仇
俺はまだ40代半ばだがある広域暴力団の組長をしている。
30年程前に中学を卒業したあと就職した。
でも低賃金でこき使われるのに嫌気がさし、勤務先の近所にあった羽振りの良さそうな開業医の自宅に深夜強盗に入る。
頂く物を頂いたら直ぐにトンズラするつもりだったのに、2人揃って抵抗するんで頭にきて医者夫婦を殺してしまう。
殺した所を見ていた6~7歳のガキもついでに殺そうとしたら、ガキが大声で俺に罵声を浴びせ始める。
「人殺しー! お父さんとお母さんを殺したなー! この仇は絶対に返すからなー!」
ガキの怒鳴り声に気が付いたらしく近所の家々に電灯が灯り、窓が開かれた音に気がついて俺はガキを殺すのを止めその場から逃走した。
逃げ出した俺の背中に向けてガキは罵声を浴びせ続ける。
「何時か殺してやるからな! 覚えていろよー!」
まあそんなのはガキの戯言にすぎないだろうけどな。
俺はその事件の犯人として捕まる事も無く、強奪した金を持って極道の世界に足を踏み入れる。

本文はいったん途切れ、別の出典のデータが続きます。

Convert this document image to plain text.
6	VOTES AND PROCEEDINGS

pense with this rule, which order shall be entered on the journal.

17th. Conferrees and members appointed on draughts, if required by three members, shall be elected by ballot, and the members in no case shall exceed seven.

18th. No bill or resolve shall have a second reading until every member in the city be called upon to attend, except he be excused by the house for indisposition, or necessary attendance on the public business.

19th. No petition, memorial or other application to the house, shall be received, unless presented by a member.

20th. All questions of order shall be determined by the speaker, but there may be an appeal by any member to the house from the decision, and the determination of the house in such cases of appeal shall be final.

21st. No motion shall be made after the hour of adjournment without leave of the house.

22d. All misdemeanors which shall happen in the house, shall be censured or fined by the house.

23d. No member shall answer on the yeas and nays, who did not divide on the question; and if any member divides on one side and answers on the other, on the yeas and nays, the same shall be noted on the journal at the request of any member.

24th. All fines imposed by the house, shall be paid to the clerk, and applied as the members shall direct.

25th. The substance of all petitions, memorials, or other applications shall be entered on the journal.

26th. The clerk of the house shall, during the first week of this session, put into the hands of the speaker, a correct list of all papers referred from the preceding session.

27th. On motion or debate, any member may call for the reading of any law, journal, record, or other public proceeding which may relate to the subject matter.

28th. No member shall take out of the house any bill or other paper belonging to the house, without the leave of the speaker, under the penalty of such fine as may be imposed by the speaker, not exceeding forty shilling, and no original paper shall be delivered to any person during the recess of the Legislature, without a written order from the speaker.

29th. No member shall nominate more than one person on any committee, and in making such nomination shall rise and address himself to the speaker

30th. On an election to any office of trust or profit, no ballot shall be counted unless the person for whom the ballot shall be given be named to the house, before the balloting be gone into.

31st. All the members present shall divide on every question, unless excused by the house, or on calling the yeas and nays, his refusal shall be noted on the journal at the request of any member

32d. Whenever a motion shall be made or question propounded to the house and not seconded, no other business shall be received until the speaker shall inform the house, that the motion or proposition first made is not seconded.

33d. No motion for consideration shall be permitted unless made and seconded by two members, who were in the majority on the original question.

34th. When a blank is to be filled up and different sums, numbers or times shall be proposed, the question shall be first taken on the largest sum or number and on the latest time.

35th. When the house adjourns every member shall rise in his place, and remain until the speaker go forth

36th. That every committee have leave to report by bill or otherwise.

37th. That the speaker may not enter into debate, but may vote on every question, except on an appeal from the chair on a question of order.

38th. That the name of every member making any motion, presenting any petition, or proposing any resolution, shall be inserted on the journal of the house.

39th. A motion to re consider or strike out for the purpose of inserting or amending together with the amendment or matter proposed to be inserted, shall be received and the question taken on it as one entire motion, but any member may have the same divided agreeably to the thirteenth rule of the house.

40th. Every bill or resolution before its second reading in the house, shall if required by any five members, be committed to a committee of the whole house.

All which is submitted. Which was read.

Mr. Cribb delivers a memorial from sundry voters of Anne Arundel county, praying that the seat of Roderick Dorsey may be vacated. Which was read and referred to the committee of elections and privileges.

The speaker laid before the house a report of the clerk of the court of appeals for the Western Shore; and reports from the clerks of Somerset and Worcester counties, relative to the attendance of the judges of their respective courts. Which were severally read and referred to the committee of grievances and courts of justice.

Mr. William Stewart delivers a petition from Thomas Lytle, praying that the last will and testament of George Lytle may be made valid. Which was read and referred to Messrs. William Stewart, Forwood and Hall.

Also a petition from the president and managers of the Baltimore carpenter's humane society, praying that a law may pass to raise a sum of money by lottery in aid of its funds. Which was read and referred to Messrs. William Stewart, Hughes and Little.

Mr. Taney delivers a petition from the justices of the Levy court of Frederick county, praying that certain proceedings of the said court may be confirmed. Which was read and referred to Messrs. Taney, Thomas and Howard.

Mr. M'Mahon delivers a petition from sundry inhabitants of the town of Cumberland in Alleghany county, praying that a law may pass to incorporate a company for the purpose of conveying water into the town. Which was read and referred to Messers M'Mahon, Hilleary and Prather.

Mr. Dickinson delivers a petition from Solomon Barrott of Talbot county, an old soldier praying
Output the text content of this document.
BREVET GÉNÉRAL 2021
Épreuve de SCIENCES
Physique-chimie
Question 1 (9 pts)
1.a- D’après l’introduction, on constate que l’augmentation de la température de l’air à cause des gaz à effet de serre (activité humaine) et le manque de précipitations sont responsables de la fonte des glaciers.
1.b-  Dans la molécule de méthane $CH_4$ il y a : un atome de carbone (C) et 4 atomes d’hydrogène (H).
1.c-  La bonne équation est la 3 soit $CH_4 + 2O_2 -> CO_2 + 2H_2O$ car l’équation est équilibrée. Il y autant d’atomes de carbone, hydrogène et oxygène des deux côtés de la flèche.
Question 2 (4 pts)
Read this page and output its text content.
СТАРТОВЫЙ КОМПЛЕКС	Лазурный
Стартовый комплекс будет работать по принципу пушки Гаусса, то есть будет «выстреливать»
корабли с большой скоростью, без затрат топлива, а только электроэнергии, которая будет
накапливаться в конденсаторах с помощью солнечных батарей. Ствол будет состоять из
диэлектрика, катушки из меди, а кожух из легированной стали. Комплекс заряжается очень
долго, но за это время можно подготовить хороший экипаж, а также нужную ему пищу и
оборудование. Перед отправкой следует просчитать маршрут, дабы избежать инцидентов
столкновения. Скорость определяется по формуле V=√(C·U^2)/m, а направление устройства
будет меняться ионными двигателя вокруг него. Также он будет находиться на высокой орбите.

極道の世界は俺にあっていたらしく直ぐに頭角を表し、とんとん拍子で出世して広域暴力団の組長の席に収まったって訳だ。
いくらガキが足掻いても、暴力団のトップにいて大勢の手下に守られている俺を殺すなんて事は、ガキが警察官になっていても不可能な事だろうさ。
そんな俺でも病気には勝てない、酒や薬をやりすぎた所為で肝臓が病に犯され移植の手術を待っている。
病室のベッドに寝かされていた俺はストレッチャーに乗せられ、手術室に入り手術台に横たえられた。
麻酔医が俺に筋弛緩剤剤を注入、全身の筋肉が弛緩して身体の力が抜ける。
その俺の顔を見ながら執刀医が手術の準備をしていた。
筋弛緩剤剤の次は麻酔が注入されるはず、え? チョット待て.、麻酔がまだ注入されていないのに手術を始めようとしている。
俺は執刀医に向けて叫ぶ。
「チョット待て! まだ麻酔がかけられていないぞ!」
叫ぶ俺の顔を見下ろしながら執刀医は鼻の上まで覆っていたマスクを顎の下まで下ろし、俺に顔を近づけ話しかけて来た。
「この顔に見覚えありませんか? 忘れているようですね。
私は覚えていますよ、30年前に見たあなたの顔をね。
あのとき言いましたよね。
何時か殺してやる、父と母の仇を絶対に返すからなと。
あなたにはこれから麻酔無しの手術を受けて貰う事になる。
私の時と違いここは防音が完璧です。
いくら叫んでも外には聞こえません。
ですから自由に助けを求めて下さい。
手術が終わるまであなたの心臓が持つと良いですね」
そう俺に言った後、手術台を囲む他の医者や看護師に声を掛ける。